The Premier League and other domestic competitions across the continent have joined forces with fans’ groups to “save European football”.
European Leagues, an umbrella body which includes the English and Scottish top flights and the EFL, has agreed to formally co-operate with Supporters Direct Europe and Football Supporters Europe in a bid to protect domestic competitions amid proposals to revamp international club tournaments and national team football.
The leagues and fans groups are united in wanting UEFA to scrap plans to grant two teams access to the Champions League based on historical performance each season from 2024, and also want club coefficients to play no part in how revenue is distributed in future.
They also reject the idea of any changes which “jeopardise domestic competitions and their format, their calendar (and) their competitive balance”.
UEFA’s plans – formally approved in April but overshadowed by the European Super League saga – would involve an extra 100 matches in the Champions League.
The Premier League is understood to have big concerns around the impact of UEFA’s ‘Horizon 2024’ plans, particularly with matches set to spill into January which has always traditionally been kept free for domestic football.

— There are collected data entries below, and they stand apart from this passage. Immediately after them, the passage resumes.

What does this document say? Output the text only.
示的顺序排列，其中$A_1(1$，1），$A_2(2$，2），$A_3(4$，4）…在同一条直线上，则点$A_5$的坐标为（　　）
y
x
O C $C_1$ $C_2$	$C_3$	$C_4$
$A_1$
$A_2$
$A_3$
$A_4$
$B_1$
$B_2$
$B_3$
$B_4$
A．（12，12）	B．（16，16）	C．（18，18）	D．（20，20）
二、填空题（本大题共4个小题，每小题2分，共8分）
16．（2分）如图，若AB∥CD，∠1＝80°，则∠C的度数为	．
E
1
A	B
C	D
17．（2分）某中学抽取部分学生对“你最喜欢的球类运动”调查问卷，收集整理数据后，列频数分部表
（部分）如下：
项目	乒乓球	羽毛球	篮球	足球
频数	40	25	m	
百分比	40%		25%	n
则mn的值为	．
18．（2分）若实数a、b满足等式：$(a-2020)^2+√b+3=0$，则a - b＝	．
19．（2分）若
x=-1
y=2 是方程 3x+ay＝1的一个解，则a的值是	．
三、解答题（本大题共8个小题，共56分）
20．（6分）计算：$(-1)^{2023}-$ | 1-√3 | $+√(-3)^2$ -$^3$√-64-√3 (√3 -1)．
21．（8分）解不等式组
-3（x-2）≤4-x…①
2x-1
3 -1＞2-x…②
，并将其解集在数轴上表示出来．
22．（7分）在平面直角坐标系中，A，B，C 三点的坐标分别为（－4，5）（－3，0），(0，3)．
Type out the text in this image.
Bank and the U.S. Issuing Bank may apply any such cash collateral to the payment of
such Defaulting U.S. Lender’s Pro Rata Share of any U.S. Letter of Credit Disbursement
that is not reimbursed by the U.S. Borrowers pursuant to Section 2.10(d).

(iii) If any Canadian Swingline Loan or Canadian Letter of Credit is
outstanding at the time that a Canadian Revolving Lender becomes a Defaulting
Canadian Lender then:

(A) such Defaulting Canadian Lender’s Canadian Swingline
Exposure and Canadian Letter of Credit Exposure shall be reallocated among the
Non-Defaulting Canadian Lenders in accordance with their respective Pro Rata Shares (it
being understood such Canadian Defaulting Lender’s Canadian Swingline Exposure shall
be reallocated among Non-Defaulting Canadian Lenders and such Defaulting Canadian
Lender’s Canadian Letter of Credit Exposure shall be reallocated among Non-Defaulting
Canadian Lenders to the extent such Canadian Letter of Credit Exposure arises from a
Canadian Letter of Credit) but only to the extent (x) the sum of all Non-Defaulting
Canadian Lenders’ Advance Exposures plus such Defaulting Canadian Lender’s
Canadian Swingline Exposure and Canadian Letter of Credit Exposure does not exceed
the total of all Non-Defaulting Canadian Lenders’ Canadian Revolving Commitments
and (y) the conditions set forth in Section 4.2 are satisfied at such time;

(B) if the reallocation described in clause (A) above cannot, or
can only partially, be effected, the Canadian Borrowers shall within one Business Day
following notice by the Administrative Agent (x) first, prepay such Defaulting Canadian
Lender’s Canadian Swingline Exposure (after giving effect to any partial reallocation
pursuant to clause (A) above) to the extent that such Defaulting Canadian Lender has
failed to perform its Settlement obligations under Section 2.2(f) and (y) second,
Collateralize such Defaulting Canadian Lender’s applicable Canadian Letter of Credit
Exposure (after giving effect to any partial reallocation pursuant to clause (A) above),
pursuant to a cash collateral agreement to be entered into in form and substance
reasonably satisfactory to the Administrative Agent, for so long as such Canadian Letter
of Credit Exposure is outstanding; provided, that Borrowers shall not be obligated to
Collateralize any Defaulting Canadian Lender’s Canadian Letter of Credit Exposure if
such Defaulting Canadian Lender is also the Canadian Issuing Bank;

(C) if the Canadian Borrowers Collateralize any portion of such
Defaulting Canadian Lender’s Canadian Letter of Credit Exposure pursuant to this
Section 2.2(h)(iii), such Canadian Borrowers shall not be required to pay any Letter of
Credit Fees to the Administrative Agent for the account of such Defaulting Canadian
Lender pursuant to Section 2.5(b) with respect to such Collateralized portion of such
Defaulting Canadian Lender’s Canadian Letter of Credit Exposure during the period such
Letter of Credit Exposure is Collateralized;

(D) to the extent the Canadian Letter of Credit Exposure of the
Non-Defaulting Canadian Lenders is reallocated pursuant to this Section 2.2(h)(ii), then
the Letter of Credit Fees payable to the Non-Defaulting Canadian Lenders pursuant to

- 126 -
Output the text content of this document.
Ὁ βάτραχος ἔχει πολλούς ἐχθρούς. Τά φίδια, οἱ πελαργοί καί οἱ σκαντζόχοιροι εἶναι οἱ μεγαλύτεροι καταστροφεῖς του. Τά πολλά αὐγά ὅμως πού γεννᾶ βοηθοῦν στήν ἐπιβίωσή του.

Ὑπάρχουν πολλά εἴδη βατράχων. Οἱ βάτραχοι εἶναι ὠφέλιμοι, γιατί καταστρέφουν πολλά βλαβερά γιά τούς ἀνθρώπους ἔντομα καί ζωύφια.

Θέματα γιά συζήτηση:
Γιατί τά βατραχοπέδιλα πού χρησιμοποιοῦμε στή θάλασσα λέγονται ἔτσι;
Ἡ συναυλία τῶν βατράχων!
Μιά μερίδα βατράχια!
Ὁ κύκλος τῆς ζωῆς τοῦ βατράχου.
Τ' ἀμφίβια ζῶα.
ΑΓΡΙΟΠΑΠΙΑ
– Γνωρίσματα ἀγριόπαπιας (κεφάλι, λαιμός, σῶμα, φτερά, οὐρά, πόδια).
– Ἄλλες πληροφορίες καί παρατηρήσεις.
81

The EFL too has concerns about what the expansion of European club competition would mean for the future of the Carabao Cup.
The co-operation between the leagues and fan groups provides for “structural dialogue” at domestic level between competitions and supporter organisations. It recognises the growing influence of supporters, whose opposition to the Super League earlier this year was seen as vital to its demise.
SD Europe chief executive Antonia Hagemann said: “Fans and leagues share common principles and we now want to put them into action in specific projects and activities.
“We all want the game to be sustainable and competitive but also fair and collaborative. For SD Europe the formal relationship between fan organisations and leagues is crucial – on the national and European level. To save European football we all need to work together.”
European Leagues managing director Jacco Swart said: “Fans cheer as much as we do for inclusive, financially sustainable, and well-balanced exciting domestic competitions where sporting merit and sporting ability are the sole deciding factor in winning or losing.
“It is a natural step to converge and work together to protect domestic football in the interest of all professional leagues and their clubs and fans across Europe.”
The parties want UEFA to “respect their place in the ecosystem” by compensating domestic leagues for leaving dates free for continental action and by ensuring a larger relative share of revenue passes down from the Champions League to the two lower-tier competitions, and to clubs not participating in European competition at all.
The agreement also comes at a time when FIFA is consulting on proposals for a new international match calendar, which includes plans for a World Cup every two years.
European Leagues has previously expressed its opposition to all aspects of FIFA proposals to overhaul the international match calendar and Thursday’s statement warned: “If global regulatory bodies allow international club competitions and national team competitions to grow too large it will distort the competitive balance of leagues and the health of domestic football.”